I have to admit I haven't really been keeping up with the "Disney Treasures," a series of themed collections of Walt Disney shorts. (Many of which, in the Disney company's time-dishonored tradition of pulling stuff off the market as soon as possible, are already out of print.) But I had to check out the new volume, Disney Rarities. In addition to a selection of the silent "Alice" live-action/animation shorts that gave Disney and Ub Iwerks their start, the set mostly consists of one-shot cartoons, especially the ones from the '50s and '60s after Disney had stopped production on all his regular characters (Mickey, Donald, Goofy) and began using short cartoons exclusively for one-time ideas and experimental techniques.
To be honest, I wouldn't say that most of these cartoons are particularly good. "Ferdinand the Bull" is great, "Chicken Little" is still the most gruesome short ever produced by a mainstream studio, and the two-reel (20 minutes) "Ben and Me" was probably my favorite Disney cartoon as a kid.
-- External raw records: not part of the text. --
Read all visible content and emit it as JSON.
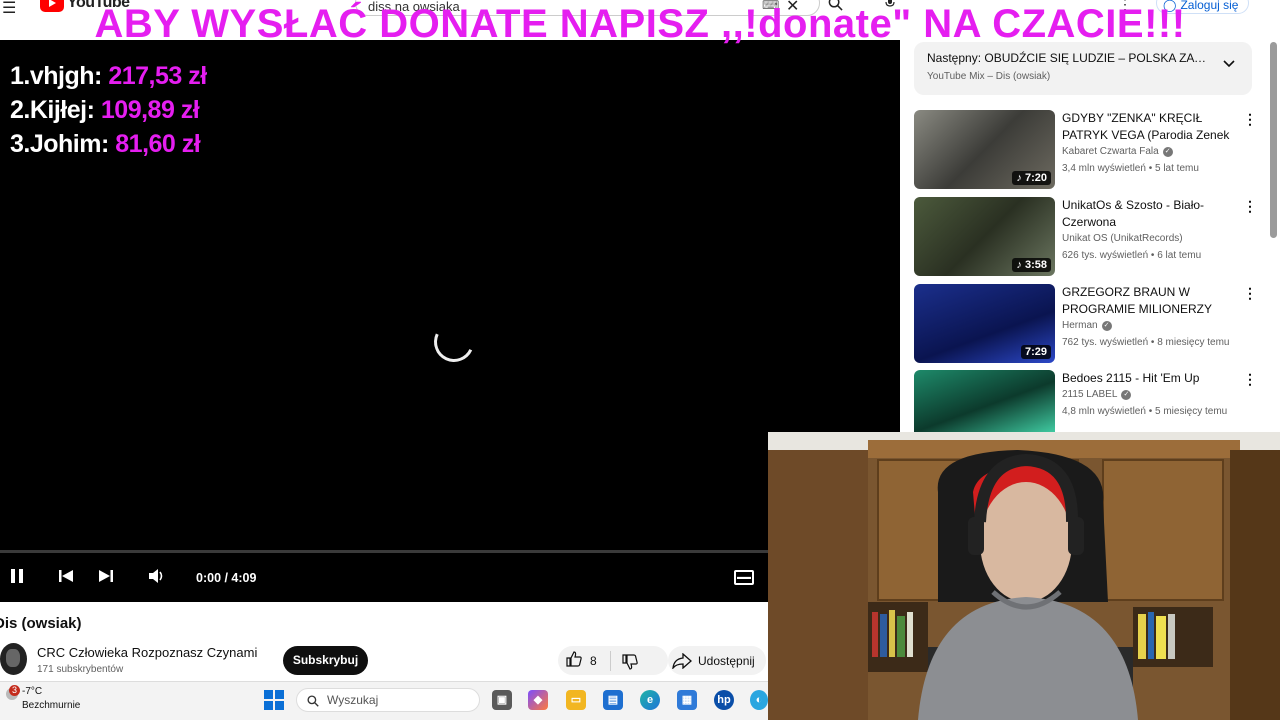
{
  "youtube": {
    "logo_text": "YouTube",
    "search_value": "diss na owsiaka",
    "signin_label": "Zaloguj się"
  },
  "overlay": {
    "banner": "ABY WYSŁAĆ DONATE NAPISZ ,,!donate\" NA CZACIE!!!",
    "leaderboard": [
      {
        "rank": "1.",
        "name": "vhjgh:",
        "amount": "217,53 zł"
      },
      {
        "rank": "2.",
        "name": "Kijłej:",
        "amount": "109,89 zł"
      },
      {
        "rank": "3.",
        "name": "Johim:",
        "amount": "81,60 zł"
      }
    ],
    "accent_color": "#e51ef0"
  },
  "player": {
    "time": "0:00 / 4:09",
    "progress": 0,
    "state": "playing-loading"
  },
  "video": {
    "title": "Dis (owsiak)",
    "channel": "CRC Człowieka Rozpoznasz Czynami",
    "subscribers": "171 subskrybentów",
    "subscribe_label": "Subskrybuj",
    "likes": "8",
    "share_label": "Udostępnij"
  },
  "playlist": {
    "next_prefix": "Następny:",
    "next_title": "OBUDŹCIE SIĘ LUDZIE – POLSKA ZAWS...",
    "subtitle": "YouTube Mix – Dis (owsiak)"
  },
  "recommendations": [
    {
      "title": "GDYBY \"ZENKA\" KRĘCIŁ PATRYK VEGA (Parodia Zenek ...",
      "channel": "Kabaret Czwarta Fala",
      "verified": true,
      "views": "3,4 mln wyświetleń",
      "age": "5 lat temu",
      "duration": "7:20",
      "music": true
    },
    {
      "title": "UnikatOs & Szosto - Biało-Czerwona",
      "channel": "Unikat OS (UnikatRecords)",
      "verified": false,
      "views": "626 tys. wyświetleń",
      "age": "6 lat temu",
      "duration": "3:58",
      "music": true
    },
    {
      "title": "GRZEGORZ BRAUN W PROGRAMIE MILIONERZY",
      "channel": "Herman",
      "verified": true,
      "views": "762 tys. wyświetleń",
      "age": "8 miesięcy temu",
      "duration": "7:29",
      "music": false
    },
    {
      "title": "Bedoes 2115 - Hit 'Em Up",
      "channel": "2115 LABEL",
      "verified": true,
      "views": "4,8 mln wyświetleń",
      "age": "5 miesięcy temu",
      "duration": "",
      "music": false
    }
  ],
  "taskbar": {
    "weather_badge": "3",
    "temperature": "-7°C",
    "condition": "Bezchmurnie",
    "search_placeholder": "Wyszukaj"
  }
}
Seeing "Ben and Me" again, on its own (as a kid I encountered it as part of a one-hour Wonderful World of Disney special about "Great Disney Heroes"), it's a little stodgy, as Disney animation usually was by the '50s -- all those fluid, graceful, near-weightless movements seem natural and pretty but a little devoid of personality. But the voices are great (Charlie Ruggles, Hans Conreid, and the inevitable Sterling Holloway), it covers a lot of story in only 20 minutes, and you just have to love the conceit of a film (and before that, a book) whose basic message is that a great historical figure was a complete fraud. You're left wondering if it's supposed to be a patriotic or unpatriotic film, or both, but it's lots of fun.
Most of the other shorts consist of Disney trying out stuff that he wouldn't do in his animated features. There are two shorts that make use of the type of stop-motion animation Bill Justice did for the title sequence of The Parent Trap: "Noah's Ark," which is all stop-motion, and "A Symposium on Popular Songs," which combines stop-motion musical sequences with hand-drawn sequences starring endless chatterbox Ludwig Von Drake, drawn in that flat, kind of messy-looking style Disney was using for 101 Dalmatians, with the characters looking like someone rubbed out half the character with an eraser:
"Symposium" has a commentary track by Richard Sherman, who with his brother Robert wrote all the songs for this film. It's a great idea for a short -- an illustrated tour through the development of popular music from Ragtime through Rock -- but except for the first song, "The Rutabaga Rag," most of the songs are kind of grating, as is Von Drake (despite Paul Frees' brilliant voice work), and the whole thing just stops being fun after about five of its 20 minutes.
Another early-'60s short on the set is "The Saga of Windwagon Smith," which was designed by Ernie Nordli, one of my favorite layout artists. Apart from his work for Disney, he did about a year's worth of work as layout artist for Chuck Jones at Warner Brothers ("Broom-Stick Bunny," "Baby Buggy Bunny," "Rocket Squad" and "Gee Whiz-z-z" were some of the cartoons he designed). His style of design is very stylized but, unlike a lot of people who created stylized backgrounds in this period, his designs always feel cartoony and allow the characters to "read" well in front of the backgrounds; in some ways I like his work better than the work of Jones's favorite layout man, Maurice Noble. Here's a shot from "Windwagon Smith":
And here's a sample of Nordli's work for Warner Brothers, from "Baby Buggy Bunny":
Back to the "Disney Rarities" set: it also has the two UPA-inspired "Adventures in Music" shorts, "Melody" (originally in 3-D) and the Oscar-Winning "Toot, Whistle, Plunk and Boom" (in CinemaScope). I'm not a big fan of either one; some nice design, but they're just too long and twee, with all those cute animal characters singing endlessly about musical concepts that would be more entertainingly explained by Leonard Bernstein.
They also have the two solo cartoons for Humphrey Bear, an unusually comical, MGM or Warners-style character for Disney cartoons. The one everybody remembers from childhood viewing is "In the Bag," with Bill Thompson (voicing the Ranger) leading all the bears in a great dance number to the catchy song "First you stick a rag, put it in the bag, bump bump." By the way, the Ranger has to be one of the ugliest-looking characters in Disney cartoons:
So where was I...? Oh, yeah. I'd recommend getting this set, or at least renting it if possible; the cartoons aren't masterpieces or anything, but it's a pretty fascinating tour through the history of Disney, from his beginnings in Kansas City to his '60s multimedia empire.